13. april 2009

Forfatter:

Silja

Blogget fra Gaza

Brian Dooley

Brian Dooley

Brian Dooley er en edderkopp i Amnesty-familien. Her forteller han om hvordan han blogget fra sin etterforskningsreise i Gaza. Som en av ytterst få greide han og tre andre fra Amnesty å komme seg inn i Gaza mens krigen raste.

International journalists and human rights workers had been shut out of Gaza from early November 2008. When the conflict started at the end of December, they were still not allowed in. A small Amnesty team – just four of us – managed to get in via Egypt. We were among the very first outsiders to see what was happening. We got in while the conflict was still on, while bombs were still falling, and traveled up to Gaza City at night in the back of an ambulance.

In those first 72 hours we managed to see and record things that international journalists would not be able to film for several more days.
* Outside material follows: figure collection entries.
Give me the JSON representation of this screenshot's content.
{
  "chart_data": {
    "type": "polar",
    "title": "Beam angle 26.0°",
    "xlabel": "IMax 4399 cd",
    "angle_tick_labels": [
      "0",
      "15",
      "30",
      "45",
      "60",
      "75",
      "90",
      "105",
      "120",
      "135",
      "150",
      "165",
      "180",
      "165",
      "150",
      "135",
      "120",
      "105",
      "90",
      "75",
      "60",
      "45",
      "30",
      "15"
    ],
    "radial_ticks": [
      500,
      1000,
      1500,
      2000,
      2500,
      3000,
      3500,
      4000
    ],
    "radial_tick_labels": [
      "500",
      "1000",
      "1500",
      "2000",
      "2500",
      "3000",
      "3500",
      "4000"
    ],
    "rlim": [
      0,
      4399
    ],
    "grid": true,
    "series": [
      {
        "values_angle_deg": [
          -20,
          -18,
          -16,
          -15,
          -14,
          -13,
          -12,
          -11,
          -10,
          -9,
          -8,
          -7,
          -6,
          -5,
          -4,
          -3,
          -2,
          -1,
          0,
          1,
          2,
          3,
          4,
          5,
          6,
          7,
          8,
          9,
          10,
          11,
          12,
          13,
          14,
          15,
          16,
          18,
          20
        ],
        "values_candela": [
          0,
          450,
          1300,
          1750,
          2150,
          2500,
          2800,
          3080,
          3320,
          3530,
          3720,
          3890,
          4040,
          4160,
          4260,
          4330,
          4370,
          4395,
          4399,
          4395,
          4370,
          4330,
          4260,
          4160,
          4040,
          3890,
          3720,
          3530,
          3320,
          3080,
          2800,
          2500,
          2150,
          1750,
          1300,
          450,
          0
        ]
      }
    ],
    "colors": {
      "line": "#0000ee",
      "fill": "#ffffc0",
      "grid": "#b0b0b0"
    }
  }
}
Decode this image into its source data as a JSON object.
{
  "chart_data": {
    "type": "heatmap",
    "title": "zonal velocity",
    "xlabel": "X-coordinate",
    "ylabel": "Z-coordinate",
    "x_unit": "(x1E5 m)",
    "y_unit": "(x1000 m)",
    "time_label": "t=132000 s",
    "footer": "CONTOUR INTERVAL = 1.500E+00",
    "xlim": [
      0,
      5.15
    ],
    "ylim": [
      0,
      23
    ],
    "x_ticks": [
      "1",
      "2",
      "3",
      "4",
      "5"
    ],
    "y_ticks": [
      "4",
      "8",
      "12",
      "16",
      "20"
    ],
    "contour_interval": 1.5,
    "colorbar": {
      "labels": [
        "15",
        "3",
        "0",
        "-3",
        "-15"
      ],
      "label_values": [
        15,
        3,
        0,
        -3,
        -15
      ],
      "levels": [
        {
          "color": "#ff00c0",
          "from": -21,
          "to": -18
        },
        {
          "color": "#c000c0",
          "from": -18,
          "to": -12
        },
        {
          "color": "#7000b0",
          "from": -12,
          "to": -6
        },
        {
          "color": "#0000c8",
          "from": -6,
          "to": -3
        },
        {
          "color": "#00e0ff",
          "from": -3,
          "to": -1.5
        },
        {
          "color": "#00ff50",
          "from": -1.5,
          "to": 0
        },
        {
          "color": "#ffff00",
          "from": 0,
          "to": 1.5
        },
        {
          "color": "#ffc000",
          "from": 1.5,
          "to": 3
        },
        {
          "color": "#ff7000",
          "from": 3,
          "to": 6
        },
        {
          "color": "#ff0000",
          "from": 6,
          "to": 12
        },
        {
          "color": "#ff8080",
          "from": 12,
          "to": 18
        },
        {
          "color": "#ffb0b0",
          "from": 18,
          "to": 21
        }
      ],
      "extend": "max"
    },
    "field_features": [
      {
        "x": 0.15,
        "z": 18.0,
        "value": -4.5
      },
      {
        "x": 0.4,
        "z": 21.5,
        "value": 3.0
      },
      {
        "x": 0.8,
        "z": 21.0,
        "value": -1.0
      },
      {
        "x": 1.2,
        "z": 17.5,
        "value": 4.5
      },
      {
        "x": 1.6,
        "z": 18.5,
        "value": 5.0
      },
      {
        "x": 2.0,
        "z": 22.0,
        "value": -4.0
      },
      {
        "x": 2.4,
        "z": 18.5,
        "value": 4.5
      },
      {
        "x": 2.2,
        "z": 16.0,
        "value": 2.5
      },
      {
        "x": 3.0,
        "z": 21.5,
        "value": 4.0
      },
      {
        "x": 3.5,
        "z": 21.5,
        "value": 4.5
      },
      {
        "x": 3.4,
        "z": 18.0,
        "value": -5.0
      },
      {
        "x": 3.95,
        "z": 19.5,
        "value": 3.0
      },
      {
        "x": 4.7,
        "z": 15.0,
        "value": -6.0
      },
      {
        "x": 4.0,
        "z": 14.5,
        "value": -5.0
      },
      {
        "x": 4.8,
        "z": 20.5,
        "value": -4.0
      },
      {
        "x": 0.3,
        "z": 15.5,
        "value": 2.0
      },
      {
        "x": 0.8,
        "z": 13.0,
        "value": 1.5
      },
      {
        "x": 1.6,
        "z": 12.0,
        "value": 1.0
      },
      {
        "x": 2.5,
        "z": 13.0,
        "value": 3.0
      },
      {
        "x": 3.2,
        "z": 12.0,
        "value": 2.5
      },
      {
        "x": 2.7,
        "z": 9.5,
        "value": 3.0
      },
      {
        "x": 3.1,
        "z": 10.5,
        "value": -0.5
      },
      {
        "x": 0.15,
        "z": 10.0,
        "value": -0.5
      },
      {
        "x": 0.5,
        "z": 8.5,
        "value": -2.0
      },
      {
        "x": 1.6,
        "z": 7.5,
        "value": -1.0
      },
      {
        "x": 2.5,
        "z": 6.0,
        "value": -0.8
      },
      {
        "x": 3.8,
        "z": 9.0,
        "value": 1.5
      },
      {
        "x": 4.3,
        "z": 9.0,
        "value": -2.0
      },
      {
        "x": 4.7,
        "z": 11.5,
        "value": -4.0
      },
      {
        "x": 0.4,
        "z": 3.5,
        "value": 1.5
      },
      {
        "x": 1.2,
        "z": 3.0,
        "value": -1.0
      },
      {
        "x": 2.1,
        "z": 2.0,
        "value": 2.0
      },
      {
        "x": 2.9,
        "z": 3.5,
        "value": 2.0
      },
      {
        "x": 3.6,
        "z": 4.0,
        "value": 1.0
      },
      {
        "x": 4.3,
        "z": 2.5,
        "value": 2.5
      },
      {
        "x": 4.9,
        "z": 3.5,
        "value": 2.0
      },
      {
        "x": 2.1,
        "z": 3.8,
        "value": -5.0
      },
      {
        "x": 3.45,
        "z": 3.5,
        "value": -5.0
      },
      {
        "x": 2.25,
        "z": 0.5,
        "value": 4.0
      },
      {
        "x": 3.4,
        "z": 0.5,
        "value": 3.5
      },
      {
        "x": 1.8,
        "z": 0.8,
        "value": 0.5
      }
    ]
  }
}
Because of being able to blog, it meant we could share instantly with the outside world evidence of widespread use of white phosphorus by the Israeli army in densely populated areas in and around Gaza City, despite earlier denials by the Israeli Army that they had used it. Our words and pictures showed it had been used extensively.

In one alleyway in the city we saw barefooted children running around lumps of still smouldering phosphorus. We found more on the roof of a family’s house and still more on a busy street.
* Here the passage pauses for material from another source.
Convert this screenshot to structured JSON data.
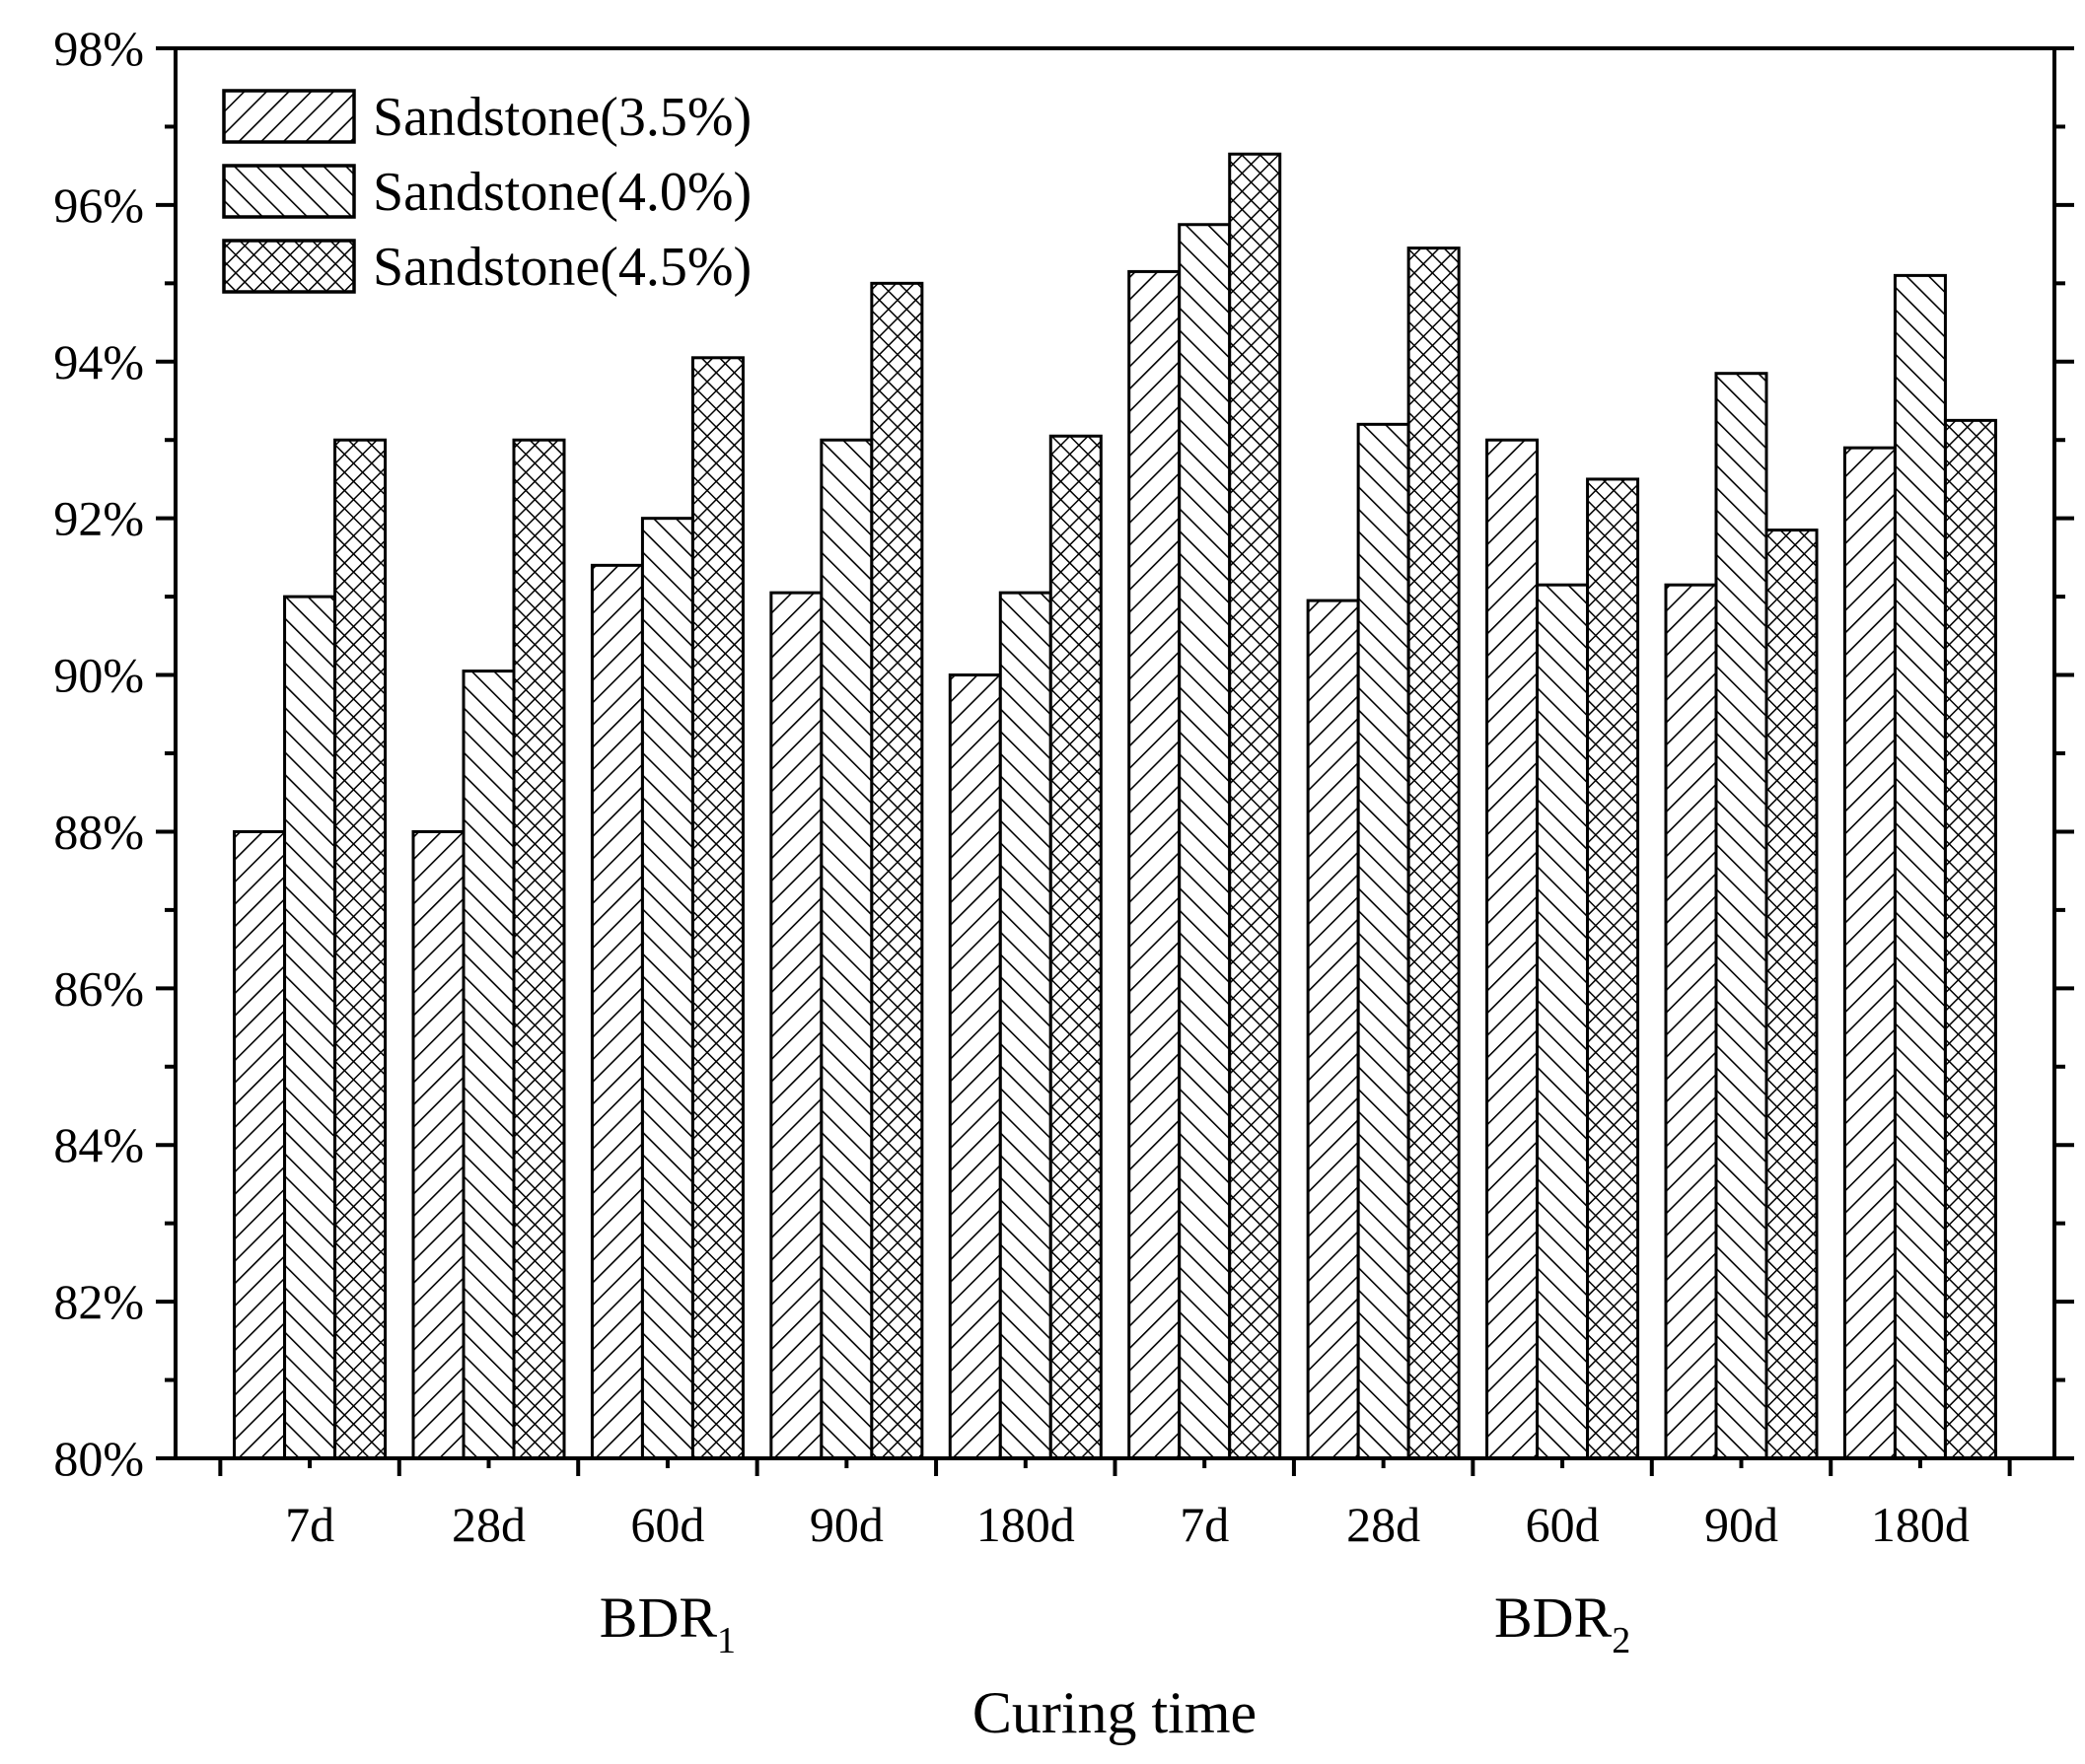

gaza-to-jan-26As we arrived in the Zaitoun neighbourhood of Gaza City, rescue workers were pulling out the bodies of members of the Sammuni family from the rubble of their home. They had been killed in Israeli strikes two weeks earlier and Israeli soldiers had subsequently bulldozed the house on top of them.
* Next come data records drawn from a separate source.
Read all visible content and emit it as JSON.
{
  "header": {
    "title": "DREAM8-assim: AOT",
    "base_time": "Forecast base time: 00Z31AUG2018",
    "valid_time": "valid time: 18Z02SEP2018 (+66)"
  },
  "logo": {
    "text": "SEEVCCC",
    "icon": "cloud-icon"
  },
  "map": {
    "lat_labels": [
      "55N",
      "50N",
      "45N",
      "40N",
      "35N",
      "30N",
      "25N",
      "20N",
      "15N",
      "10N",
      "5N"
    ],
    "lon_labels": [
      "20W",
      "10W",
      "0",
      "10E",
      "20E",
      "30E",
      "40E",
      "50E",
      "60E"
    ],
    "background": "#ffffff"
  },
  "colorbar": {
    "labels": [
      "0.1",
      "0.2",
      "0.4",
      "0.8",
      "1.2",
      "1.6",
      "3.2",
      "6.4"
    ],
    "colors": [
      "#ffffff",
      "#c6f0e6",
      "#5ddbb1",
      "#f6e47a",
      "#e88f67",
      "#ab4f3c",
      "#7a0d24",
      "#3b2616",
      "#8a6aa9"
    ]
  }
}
The Israeli army did not allow rescue workers to reach the area, despite repeated requests, and the bodies were in a state of decomposition. There was little machinery to help with the effort – teams of people worked with sledgehammers and even bare hands to reach the corpses buried under the flattened concrete. The smell was unbearable.

As the ceasefire was declared, and the world’s media and other human rights workers began to get into Gaza, they sought us out, asking for information about what had happened where. Our ability to react fast, get a team assembled on the spot and – crucially – into Gaza meant we could see firsthand what had happened and then share it with a global audience through blogging. We did dozens of interviews with the world’s press in Gaza that first week the conflict ended, telling them about the phosphorous and other weapons, and ensuring that human rights messages were central to the coverage. Blogs meant information getting out that day to a wide and influential audience.

Brian Dooley er spesialrådgiver ved Amnestys internasjonale hovedkontor i London. Han jobber for tiden med utvikling av Amnesty i de sørlige og østlige deler av verden. Han har prosjekter i Latvia, Botswana, Uganda, Liberia og Indonesia. Han har jobbet 16 år i Amnesty; for Amnestys avdelinger i Storbritannia og i Irland, og for Amnestys hovedkontor i London.